Manuel Paiva Brandão, de 27 anos, está a atravessar os Estados Unidos (EUA) sozinho e à boleia, numa aventura que começou em El Paso, junto à fronteira com o México, e que deverá terminar em Montana. O projeto estava pensado há mais de cinco anos e surge depois de uma primeira grande viagem, realizada entre o Canadá e o Alasca.
“Fiquei sempre com este projeto, com esta perna por fechar, e enchi-me de coragem e assumi que este ano ia ser o ano”, contou, em exclusivo ao 24Horas.
Manuel partiu a dia 6 de julho e tem voo de regresso marcado para 6 de agosto. Até lá, precisa de gerir o tempo entre a vontade de explorar cada local e os muitos quilómetros que ainda tem pela frente. Depois de passar pelo Novo México, encontrava-se no Colorado no momento da entrevista, faltando-lhe ainda atravessar Wyoming e Montana.
O dia a dia varia entre caminhadas na natureza e longas esperas por uma boleia: “Uma viagem de 2 horas às vezes pode demorar um dia inteiro. Ontem, por exemplo, uma viagem de duas horas demorou-me 8 horas. E está tudo bem. É preciso ter paciência acima de tudo”, explicou.
Para o português, esta é também uma viagem de descoberta pessoal: “São duas viagens quase paralelas: conhecer novas verdades, novas realidades, e conhecer-me a mim próprio. São duas viagens que caminham juntas, como se fossem o pé esquerdo e o pé direito.”
Apesar de nunca ter vivido uma situação de vida ou de morte, Manuel admite ter sentido medo em alguns momentos, sobretudo no Novo México, onde chegou a recusar duas boleias por não se sentir seguro: “Quando temos o ser humano à mistura, temos de ter um pouco mais de cuidado, porque não há protocolo para lidar com um maluco que me dá boleia”, afirmou.
Ainda assim, são os gestos de bondade que mais o têm marcado. Ao longo da viagem, desconhecidos ofereceram-lhe transporte, comida e alojamento.
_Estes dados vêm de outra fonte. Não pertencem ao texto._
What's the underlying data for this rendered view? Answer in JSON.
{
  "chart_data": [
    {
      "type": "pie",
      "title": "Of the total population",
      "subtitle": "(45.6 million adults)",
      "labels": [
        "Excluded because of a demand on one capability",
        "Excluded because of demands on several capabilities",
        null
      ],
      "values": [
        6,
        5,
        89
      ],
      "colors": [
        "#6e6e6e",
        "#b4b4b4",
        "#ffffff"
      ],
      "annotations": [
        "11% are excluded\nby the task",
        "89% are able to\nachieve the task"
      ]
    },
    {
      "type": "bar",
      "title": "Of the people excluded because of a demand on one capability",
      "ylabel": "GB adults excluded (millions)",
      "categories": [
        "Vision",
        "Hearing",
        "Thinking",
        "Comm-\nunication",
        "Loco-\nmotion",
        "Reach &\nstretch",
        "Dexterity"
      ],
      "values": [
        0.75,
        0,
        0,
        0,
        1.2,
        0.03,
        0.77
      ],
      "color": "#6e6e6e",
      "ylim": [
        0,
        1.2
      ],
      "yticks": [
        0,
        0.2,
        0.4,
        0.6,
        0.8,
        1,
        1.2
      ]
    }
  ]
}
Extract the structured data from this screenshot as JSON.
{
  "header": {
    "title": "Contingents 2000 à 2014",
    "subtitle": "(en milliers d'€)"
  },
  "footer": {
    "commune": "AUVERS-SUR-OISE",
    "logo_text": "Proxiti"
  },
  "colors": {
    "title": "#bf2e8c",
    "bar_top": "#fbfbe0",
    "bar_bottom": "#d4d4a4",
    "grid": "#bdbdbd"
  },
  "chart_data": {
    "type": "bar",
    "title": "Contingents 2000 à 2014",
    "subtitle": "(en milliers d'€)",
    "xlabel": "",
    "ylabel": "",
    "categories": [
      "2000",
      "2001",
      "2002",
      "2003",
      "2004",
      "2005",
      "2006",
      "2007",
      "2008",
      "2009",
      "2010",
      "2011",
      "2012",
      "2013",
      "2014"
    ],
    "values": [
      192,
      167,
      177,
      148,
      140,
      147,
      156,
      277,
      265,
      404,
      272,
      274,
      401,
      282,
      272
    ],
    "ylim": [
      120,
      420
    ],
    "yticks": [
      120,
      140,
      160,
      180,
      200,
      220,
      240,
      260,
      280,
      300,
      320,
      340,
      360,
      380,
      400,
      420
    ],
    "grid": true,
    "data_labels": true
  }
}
No Novo México, uma mulher que lhe deu boleia convidou-o a dormir no seu rancho, deu-lhe jantar e pequeno-almoço e, no dia seguinte, o filho levou-o até às montanhas que queria explorar.
Ao perceber que Manuel viajava sem qualquer arma, o homem ficou surpreendido e decidiu oferecer-lhe uma faca de grandes dimensões: “Foi ao porta-bagagens, dá-me um facalhão para a mão a dizer: ‘Tu vais agora viajar com isto até ao final?’”, recordou. Apesar de ter explicado que nunca a usaria, Manuel acabou por aceitar o presente, pensado para o proteger de animais ou de pessoas mal-intencionadas.
“Se voltasse para Portugal hoje, se tivesse de ficar com esta viagem a meio, voltava de coração cheio”, garantiu.
Quando regressar a Lisboa, Manuel quer perceber de que forma esta experiência o transformou. E já admite uma próxima aventura, desta vez mais perto de casa: atravessar Portugal de norte a sul à boleia.